India is backward in education

EXPRESS NEWS SERVICE  
SURAT, June 14: Unlike India, some of our neighbourhood countries in Asia have done extremely well on the economic front, because of their unconventional ways of social restructuring and deeper sense of experimentation, commitment to openness and competition, according to professor S P Punalekar of the Centre for Social Studies.

Presenting his paper on `Trends in Education', organised by the Jamnaben Hirachand Ambani Saraswati Vidyamandir recently, Punalekar pointed out that Japan and Singapore were able to achieve higher GNP and excellent educational status due to flexible and viable negotiations they had with market forces.

In India -- where education was one of the goals of freedom movement -- Mahatma Gandhi tried to evolve an alternative, community based-system of education, an experiment which did not take deeper roots, he regretted.
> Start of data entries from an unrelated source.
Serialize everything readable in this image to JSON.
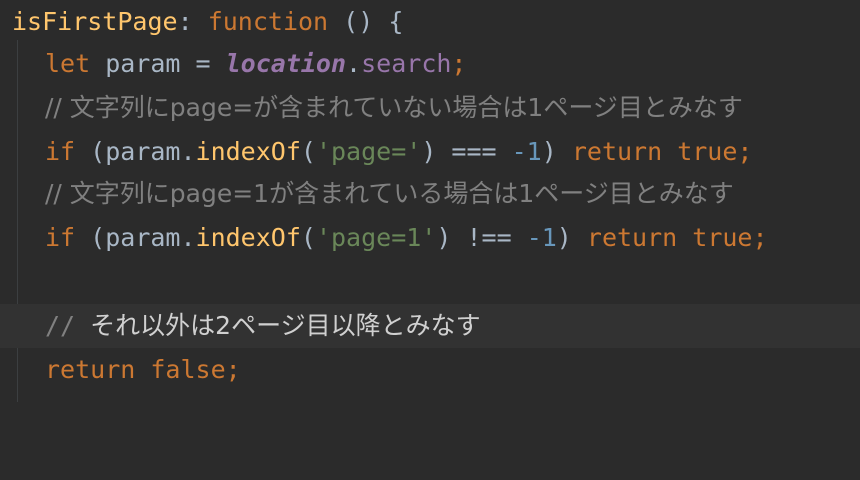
{
  "editor": {
    "lines": [
      {
        "tokens": [
          "isFirstPage",
          ": ",
          "function",
          " () {"
        ]
      },
      {
        "tokens": [
          "let",
          " param = ",
          "location",
          ".",
          "search",
          ";"
        ]
      },
      {
        "tokens": [
          "// 文字列にpage=が含まれていない場合は1ページ目とみなす"
        ]
      },
      {
        "tokens": [
          "if",
          " (param.",
          "indexOf",
          "(",
          "'page='",
          ") === ",
          "-1",
          ") ",
          "return true",
          ";"
        ]
      },
      {
        "tokens": [
          "// 文字列にpage=1が含まれている場合は1ページ目とみなす"
        ]
      },
      {
        "tokens": [
          "if",
          " (param.",
          "indexOf",
          "(",
          "'page=1'",
          ") !== ",
          "-1",
          ") ",
          "return true",
          ";"
        ]
      },
      {
        "tokens": [
          ""
        ]
      },
      {
        "tokens": [
          "//",
          " ",
          "それ以外は2ページ目以降とみなす"
        ]
      },
      {
        "tokens": [
          "return false",
          ";"
        ]
      }
    ]
  },
  "colors": {
    "background": "#2b2b2b",
    "current_line": "#323232",
    "keyword": "#cc7832",
    "function": "#ffc66d",
    "global": "#9876aa",
    "string": "#6a8759",
    "number": "#6897bb",
    "comment": "#808080",
    "text": "#a9b7c6"
  }
}
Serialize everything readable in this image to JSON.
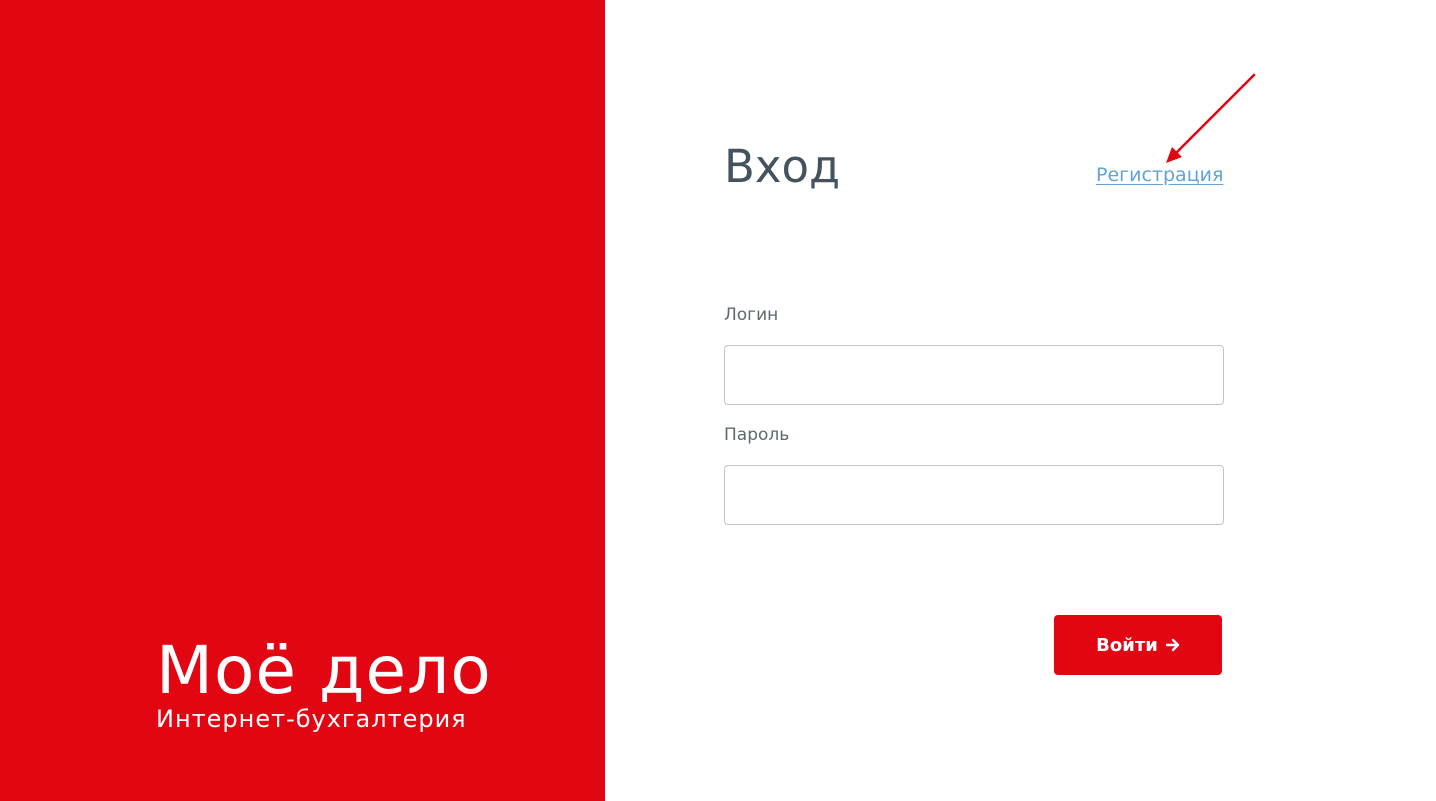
{
  "brand": {
    "logo_title": "Моё дело",
    "logo_subtitle": "Интернет-бухгалтерия",
    "background_color": "#e20613"
  },
  "login": {
    "heading": "Вход",
    "register_link": "Регистрация",
    "login_label": "Логин",
    "login_value": "",
    "password_label": "Пароль",
    "password_value": "",
    "submit_label": "Войти",
    "submit_icon": "arrow-right-icon"
  },
  "annotation": {
    "type": "arrow",
    "target": "register-link",
    "color": "#e20613"
  }
}
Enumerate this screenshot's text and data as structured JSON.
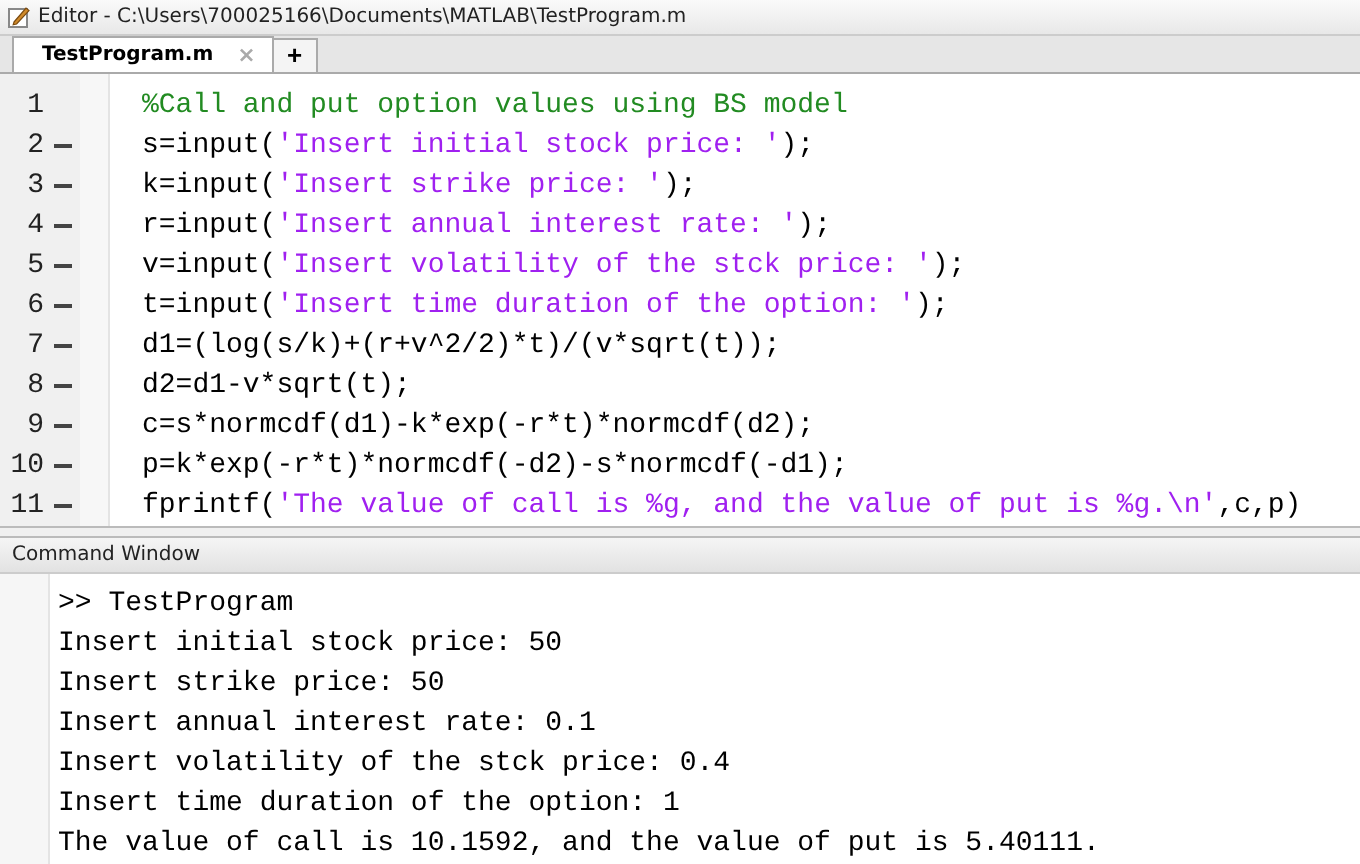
{
  "window": {
    "title": "Editor - C:\\Users\\700025166\\Documents\\MATLAB\\TestProgram.m"
  },
  "tabs": [
    {
      "label": "TestProgram.m",
      "selected": true,
      "close": "×"
    }
  ],
  "new_tab": "+",
  "editor": {
    "lines": [
      {
        "number": "1",
        "executable": false,
        "segments": [
          {
            "kind": "comment",
            "text": "%Call and put option values using BS model"
          }
        ]
      },
      {
        "number": "2",
        "executable": true,
        "segments": [
          {
            "kind": "code",
            "text": "s=input("
          },
          {
            "kind": "string",
            "text": "'Insert initial stock price: '"
          },
          {
            "kind": "code",
            "text": ");"
          }
        ]
      },
      {
        "number": "3",
        "executable": true,
        "segments": [
          {
            "kind": "code",
            "text": "k=input("
          },
          {
            "kind": "string",
            "text": "'Insert strike price: '"
          },
          {
            "kind": "code",
            "text": ");"
          }
        ]
      },
      {
        "number": "4",
        "executable": true,
        "segments": [
          {
            "kind": "code",
            "text": "r=input("
          },
          {
            "kind": "string",
            "text": "'Insert annual interest rate: '"
          },
          {
            "kind": "code",
            "text": ");"
          }
        ]
      },
      {
        "number": "5",
        "executable": true,
        "segments": [
          {
            "kind": "code",
            "text": "v=input("
          },
          {
            "kind": "string",
            "text": "'Insert volatility of the stck price: '"
          },
          {
            "kind": "code",
            "text": ");"
          }
        ]
      },
      {
        "number": "6",
        "executable": true,
        "segments": [
          {
            "kind": "code",
            "text": "t=input("
          },
          {
            "kind": "string",
            "text": "'Insert time duration of the option: '"
          },
          {
            "kind": "code",
            "text": ");"
          }
        ]
      },
      {
        "number": "7",
        "executable": true,
        "segments": [
          {
            "kind": "code",
            "text": "d1=(log(s/k)+(r+v^2/2)*t)/(v*sqrt(t));"
          }
        ]
      },
      {
        "number": "8",
        "executable": true,
        "segments": [
          {
            "kind": "code",
            "text": "d2=d1-v*sqrt(t);"
          }
        ]
      },
      {
        "number": "9",
        "executable": true,
        "segments": [
          {
            "kind": "code",
            "text": "c=s*normcdf(d1)-k*exp(-r*t)*normcdf(d2);"
          }
        ]
      },
      {
        "number": "10",
        "executable": true,
        "segments": [
          {
            "kind": "code",
            "text": "p=k*exp(-r*t)*normcdf(-d2)-s*normcdf(-d1);"
          }
        ]
      },
      {
        "number": "11",
        "executable": true,
        "segments": [
          {
            "kind": "code",
            "text": "fprintf("
          },
          {
            "kind": "string",
            "text": "'The value of call is %g, and the value of put is %g.\\n'"
          },
          {
            "kind": "code",
            "text": ",c,p)"
          }
        ]
      }
    ]
  },
  "command_window": {
    "title": "Command Window",
    "lines": [
      ">> TestProgram",
      "Insert initial stock price: 50",
      "Insert strike price: 50",
      "Insert annual interest rate: 0.1",
      "Insert volatility of the stck price: 0.4",
      "Insert time duration of the option: 1",
      "The value of call is 10.1592, and the value of put is 5.40111."
    ]
  }
}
At the time of independence in 1947, only 14 per cent of the population was literate, only one child out of three had been enrolled in primary school.

Though each state determines independently the education structures to be adopted, the Union government has a clear responsibility regarding the quality of education. The Central Advisory Board of Education (CABE), set up during the pre-independent period in 1993, continues to play a leading role in the evolution and monitoring of educational policies and programmes, the most notable of which are the National Policy on Education (NPE), 1986, Programme of Action (POA), 1986 and a revived NPE and POA (1992).

Though education is now conceived as Human Resource Development, a concept borrowed from the west, all ideas about human resource development lose their relevance if the younger population remains uncared in their educational needs and aspirations, observed Punalekar.

In India, he pointed out, public investments in educational sector were not growing at expected pace. In 1970, for a total student population of 3217 millions, per student investments in India was US $ 40.2. By 1984, this per capita investment had increased to US $ 43.8 showing a measly growth rate of 0.6 per annum. In comparison Japan and US spent $ 2600 per student and Singapore $ 1332 per student. Most of these growth-oriented countries have an annual investment increment rate of 8 to 9 per cent.

Om whether privatisation of education could provide solutions, Punalekar believed it can, but maintained that it was possible only if individual merit is sustained by a positive, sustaining environment for learning and growing, created by private educationists. He, however, cautioned that the step will fail if private greed and profit maximization goals gain an upper hand in management and control of educational institutions and resources.

While admitting that ongoing reform process, which is because ofsocio-economic changes taking place the world over, is irreversible, Punalekar observed that market economy necessarily does not fuel efficiency. It can also promote the less efficient, and more resourceful, at the cost of the meritorious.